Para la asociación, este encuentro se plantea como un mero formalismo destinado a justificar la transparencia ante los fondos europeos (EDUSI o EDIL), y no como un espacio real para integrar las aportaciones ciudadanas. Además, consideran sorprendente y reduccionista que el Ayuntamiento intente basar la consulta pública en una encuesta elaborada a título personal por un único socio, excluyendo la opinión general de los vecinos. Frente a esto, exigen un proceso de exposición pública abierto a toda la ciudadanía, donde se expliquen los objetivos y efectos urbanos, así como un mecanismo formal de sugerencias con respuesta motivada.
Contexto y evolución
La tensión entre los vecinos y el Ayuntamiento de Cuenca por la falta de transparencia en la reforma de Carretería es un conflicto que lleva meses escalando. El proyecto fue presentado originalmente en mayo de 2025, con una inversión anunciada de seis millones de euros y la promesa de iniciar las obras en 2026 para regenerar este eje urbano. Sin embargo, la gestión del proceso participativo ha generado un profundo malestar.
El punto más crítico de esta desconfianza se evidenció el pasado 20 de febrero de 2026. En una acción inédita, la Asociación de Vecinos de Cuenca Centro se unió al Colegio de Arquitectos de Castilla-La Mancha, la RACAL y partidos de la oposición (PP, Vox, Cuenca en Marcha) para registrar una carta conjunta en el Ayuntamiento.

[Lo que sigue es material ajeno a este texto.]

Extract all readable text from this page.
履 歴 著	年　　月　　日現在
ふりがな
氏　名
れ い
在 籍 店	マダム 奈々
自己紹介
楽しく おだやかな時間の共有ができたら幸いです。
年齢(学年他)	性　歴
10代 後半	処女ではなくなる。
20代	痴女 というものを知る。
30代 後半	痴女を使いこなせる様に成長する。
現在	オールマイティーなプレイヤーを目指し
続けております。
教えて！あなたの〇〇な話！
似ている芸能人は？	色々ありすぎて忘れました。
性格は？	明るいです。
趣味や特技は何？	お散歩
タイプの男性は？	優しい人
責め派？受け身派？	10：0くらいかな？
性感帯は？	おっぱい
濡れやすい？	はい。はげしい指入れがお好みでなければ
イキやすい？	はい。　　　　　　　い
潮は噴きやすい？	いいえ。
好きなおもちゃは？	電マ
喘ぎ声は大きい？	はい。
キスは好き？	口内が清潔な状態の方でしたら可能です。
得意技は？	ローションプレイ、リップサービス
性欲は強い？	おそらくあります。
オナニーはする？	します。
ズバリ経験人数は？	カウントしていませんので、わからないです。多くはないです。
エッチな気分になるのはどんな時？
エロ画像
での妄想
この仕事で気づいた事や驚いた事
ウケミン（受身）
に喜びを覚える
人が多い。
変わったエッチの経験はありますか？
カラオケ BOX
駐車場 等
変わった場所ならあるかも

En ese documento ya exigían la consulta pública del anteproyecto y alertaban sobre posibles irregularidades en la contratación mediante contratos menores, advirtiendo que la opacidad ponía en riesgo la financiación de los fondos europeos FEDER si no se cumplían los criterios de participación ciudadana exigidos por la normativa. La actual negativa a acudir a la reunión explicativa es, por tanto, el último paso de un colectivo que lleva meses reclamando un acceso real y técnico a la información del proyecto.